Well, static service locators disguised as "facades" are a bad design. Rebuilding entire backend in Node for that reason alone is dumb. Laravel features a PSR-compliant DI container and supports dependency injection with autowiring, you can very well write a nice, decoupled, SOLID code using Laravel. But it's rather not the thing people have in mind when picking it over Symfony or Laminas.


You can of course take a TDD approach with Laravel. I think I know what you're getting at, but I do find the Laravel has a lot out of the box now that I would otherwise have to write from scratch. I suppose the Spatie packages (for example) fill some of those gaps.
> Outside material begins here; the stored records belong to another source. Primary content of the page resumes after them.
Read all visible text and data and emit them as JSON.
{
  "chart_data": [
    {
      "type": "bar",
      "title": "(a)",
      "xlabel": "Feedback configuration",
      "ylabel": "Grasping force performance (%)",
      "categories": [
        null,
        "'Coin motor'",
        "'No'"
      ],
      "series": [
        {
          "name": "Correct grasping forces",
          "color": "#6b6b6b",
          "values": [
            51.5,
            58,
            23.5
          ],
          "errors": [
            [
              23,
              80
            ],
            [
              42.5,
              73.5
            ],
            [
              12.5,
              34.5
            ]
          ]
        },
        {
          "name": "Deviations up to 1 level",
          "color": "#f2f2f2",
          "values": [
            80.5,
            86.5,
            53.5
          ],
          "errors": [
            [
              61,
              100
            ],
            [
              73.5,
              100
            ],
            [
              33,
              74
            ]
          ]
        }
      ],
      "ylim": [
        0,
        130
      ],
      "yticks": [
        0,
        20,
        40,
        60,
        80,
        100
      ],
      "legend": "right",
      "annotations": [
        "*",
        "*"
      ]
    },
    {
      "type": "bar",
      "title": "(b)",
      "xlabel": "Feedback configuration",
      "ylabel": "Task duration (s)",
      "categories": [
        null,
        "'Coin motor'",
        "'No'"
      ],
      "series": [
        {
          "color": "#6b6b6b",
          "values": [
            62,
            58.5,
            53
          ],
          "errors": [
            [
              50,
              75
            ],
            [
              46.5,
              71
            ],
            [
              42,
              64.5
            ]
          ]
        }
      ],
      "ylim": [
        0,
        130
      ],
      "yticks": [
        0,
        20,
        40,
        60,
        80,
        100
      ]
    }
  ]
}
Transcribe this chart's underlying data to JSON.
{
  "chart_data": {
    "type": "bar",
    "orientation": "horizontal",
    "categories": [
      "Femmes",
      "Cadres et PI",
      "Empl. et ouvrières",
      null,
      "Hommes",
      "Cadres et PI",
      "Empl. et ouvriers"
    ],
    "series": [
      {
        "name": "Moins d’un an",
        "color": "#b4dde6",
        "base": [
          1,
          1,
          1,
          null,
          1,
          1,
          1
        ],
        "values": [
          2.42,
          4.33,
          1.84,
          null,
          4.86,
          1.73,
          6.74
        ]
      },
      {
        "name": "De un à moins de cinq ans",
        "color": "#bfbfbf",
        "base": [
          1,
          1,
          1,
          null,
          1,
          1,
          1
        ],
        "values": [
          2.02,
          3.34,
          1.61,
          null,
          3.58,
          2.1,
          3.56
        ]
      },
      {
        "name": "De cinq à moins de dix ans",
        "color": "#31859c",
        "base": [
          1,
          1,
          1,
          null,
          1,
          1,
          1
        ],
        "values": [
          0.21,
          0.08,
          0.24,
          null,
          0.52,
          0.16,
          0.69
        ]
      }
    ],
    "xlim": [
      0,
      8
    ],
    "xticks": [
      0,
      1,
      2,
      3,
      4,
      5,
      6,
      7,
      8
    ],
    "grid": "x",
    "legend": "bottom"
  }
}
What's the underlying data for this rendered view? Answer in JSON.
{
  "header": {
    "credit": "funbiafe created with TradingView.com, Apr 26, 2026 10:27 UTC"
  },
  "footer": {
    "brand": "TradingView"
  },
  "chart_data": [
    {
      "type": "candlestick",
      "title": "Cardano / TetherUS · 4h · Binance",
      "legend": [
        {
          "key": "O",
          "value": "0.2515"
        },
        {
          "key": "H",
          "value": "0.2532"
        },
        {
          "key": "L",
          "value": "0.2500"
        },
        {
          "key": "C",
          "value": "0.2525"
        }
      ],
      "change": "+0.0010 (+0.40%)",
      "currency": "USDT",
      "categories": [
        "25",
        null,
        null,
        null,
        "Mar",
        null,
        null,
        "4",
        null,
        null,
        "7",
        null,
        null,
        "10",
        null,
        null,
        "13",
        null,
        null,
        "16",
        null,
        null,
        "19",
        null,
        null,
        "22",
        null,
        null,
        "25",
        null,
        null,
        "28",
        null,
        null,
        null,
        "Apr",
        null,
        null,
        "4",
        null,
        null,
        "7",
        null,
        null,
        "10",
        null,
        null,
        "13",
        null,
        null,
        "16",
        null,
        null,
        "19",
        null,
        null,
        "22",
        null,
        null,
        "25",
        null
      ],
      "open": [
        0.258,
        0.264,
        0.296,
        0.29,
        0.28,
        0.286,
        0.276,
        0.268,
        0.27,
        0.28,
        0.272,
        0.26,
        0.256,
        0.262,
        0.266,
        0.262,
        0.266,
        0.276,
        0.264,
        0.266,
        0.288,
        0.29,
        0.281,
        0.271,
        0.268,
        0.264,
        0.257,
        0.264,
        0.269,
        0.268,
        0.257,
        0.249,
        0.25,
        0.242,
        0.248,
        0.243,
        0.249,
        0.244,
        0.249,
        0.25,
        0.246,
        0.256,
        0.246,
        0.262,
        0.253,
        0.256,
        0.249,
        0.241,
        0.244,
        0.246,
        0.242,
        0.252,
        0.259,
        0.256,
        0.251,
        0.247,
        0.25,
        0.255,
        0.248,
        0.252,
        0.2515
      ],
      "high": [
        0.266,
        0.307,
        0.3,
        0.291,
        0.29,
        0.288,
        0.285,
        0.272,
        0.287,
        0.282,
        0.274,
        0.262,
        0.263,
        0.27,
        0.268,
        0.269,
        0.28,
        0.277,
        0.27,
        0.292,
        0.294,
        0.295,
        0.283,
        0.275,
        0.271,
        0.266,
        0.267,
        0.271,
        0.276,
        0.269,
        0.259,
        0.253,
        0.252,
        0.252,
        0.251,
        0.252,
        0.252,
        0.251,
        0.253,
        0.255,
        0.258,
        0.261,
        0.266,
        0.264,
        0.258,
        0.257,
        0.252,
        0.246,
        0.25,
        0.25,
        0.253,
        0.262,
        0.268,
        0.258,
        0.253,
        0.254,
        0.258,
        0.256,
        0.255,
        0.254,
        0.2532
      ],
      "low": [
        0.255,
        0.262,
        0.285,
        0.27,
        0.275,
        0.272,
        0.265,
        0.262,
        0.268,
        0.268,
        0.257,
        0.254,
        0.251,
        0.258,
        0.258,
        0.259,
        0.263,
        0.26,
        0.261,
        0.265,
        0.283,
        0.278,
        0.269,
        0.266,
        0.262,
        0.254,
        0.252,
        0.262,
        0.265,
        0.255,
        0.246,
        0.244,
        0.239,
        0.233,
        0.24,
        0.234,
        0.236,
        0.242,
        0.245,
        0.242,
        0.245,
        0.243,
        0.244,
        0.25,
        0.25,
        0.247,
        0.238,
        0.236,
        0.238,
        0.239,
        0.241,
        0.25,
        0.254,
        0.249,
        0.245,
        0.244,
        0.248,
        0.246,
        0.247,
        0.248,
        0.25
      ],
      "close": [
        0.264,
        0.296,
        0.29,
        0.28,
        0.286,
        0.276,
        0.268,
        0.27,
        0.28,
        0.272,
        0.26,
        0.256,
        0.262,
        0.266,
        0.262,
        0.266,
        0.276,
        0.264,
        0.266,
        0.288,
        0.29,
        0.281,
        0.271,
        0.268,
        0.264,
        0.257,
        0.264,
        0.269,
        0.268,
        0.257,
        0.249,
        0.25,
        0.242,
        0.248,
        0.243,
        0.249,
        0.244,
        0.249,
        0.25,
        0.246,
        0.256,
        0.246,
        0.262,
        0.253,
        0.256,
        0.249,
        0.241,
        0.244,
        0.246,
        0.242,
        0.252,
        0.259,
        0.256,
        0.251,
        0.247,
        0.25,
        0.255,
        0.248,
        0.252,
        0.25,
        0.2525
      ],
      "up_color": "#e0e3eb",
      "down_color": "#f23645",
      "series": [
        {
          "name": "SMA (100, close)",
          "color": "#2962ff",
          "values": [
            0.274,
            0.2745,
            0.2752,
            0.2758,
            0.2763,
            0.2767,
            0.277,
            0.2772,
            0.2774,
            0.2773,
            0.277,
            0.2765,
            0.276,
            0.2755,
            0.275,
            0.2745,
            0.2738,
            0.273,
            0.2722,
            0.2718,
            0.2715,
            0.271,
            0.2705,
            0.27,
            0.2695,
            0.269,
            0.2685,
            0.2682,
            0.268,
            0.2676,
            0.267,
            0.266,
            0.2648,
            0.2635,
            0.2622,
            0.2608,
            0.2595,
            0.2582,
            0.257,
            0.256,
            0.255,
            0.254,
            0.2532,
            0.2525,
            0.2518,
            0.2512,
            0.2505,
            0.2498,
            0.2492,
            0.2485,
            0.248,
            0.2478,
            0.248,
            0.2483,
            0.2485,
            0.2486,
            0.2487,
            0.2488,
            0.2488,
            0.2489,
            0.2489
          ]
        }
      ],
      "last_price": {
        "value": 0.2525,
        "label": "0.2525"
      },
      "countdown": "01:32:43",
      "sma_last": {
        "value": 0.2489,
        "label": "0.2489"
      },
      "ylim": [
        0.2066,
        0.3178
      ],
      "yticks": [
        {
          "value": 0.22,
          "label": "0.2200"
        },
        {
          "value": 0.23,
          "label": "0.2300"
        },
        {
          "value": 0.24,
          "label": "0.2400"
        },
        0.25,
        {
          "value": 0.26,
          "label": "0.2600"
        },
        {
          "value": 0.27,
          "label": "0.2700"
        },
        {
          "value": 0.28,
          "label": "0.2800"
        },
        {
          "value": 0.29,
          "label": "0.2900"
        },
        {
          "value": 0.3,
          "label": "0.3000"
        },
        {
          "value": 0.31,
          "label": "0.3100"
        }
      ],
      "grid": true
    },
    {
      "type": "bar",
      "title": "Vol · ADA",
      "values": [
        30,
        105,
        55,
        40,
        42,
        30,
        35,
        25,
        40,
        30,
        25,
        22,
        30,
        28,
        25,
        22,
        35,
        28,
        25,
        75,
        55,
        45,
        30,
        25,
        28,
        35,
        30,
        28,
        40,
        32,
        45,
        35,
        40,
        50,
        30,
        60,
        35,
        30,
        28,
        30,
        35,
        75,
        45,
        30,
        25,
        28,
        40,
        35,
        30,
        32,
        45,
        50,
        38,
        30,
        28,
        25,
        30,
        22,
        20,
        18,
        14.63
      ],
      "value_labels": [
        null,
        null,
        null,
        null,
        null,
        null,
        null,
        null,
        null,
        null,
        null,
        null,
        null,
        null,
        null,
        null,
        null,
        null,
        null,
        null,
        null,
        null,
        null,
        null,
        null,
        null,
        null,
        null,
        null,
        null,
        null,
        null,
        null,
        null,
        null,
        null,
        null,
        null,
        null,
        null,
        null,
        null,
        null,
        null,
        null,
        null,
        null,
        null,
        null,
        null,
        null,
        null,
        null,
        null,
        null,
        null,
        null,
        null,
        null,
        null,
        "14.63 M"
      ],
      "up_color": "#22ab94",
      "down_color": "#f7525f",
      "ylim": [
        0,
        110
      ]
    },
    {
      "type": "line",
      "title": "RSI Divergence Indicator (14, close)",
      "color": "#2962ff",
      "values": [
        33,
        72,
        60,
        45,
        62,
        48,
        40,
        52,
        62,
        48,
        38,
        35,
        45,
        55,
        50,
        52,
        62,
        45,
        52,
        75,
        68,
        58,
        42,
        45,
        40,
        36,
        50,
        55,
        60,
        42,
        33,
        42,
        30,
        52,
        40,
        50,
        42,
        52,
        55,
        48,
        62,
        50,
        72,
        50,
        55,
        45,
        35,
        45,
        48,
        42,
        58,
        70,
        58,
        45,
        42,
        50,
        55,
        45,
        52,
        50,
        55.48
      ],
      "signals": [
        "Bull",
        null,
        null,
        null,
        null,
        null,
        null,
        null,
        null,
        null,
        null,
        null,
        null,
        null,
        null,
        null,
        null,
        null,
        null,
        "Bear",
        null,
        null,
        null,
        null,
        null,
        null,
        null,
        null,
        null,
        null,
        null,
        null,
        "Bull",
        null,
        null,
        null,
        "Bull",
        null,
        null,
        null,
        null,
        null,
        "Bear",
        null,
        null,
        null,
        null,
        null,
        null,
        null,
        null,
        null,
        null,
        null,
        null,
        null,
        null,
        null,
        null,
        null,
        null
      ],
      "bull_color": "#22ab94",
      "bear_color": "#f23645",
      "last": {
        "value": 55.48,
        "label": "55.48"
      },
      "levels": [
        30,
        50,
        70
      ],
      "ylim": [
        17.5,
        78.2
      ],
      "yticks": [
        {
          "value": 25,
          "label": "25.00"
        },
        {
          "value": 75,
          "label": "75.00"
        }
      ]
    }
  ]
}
I hadn't heard of Laminas before


Laminas is Zend rebranding :)


Why would you care how many global functions there are in PHP? Just namespace your own functions and the whole "issue" will instantly disappear.


Do you think the problem is that I want the function name mysql_real_escape_string for myself? No, I just don't want thousands of confusingly named, completely worthless and/or actively harmful functions to always be in scope.


> No, I just don't want thousands of confusingly named, completely worthless and/or actively harmful functions to always be in scope.

Again, why would you care whether some functions that you don't use are available should you want to use them someday? It's not as if there's a huge list of thousands of functions stapled to the beginning of all your code files that you have to scroll for 5 minutes before reaching your code.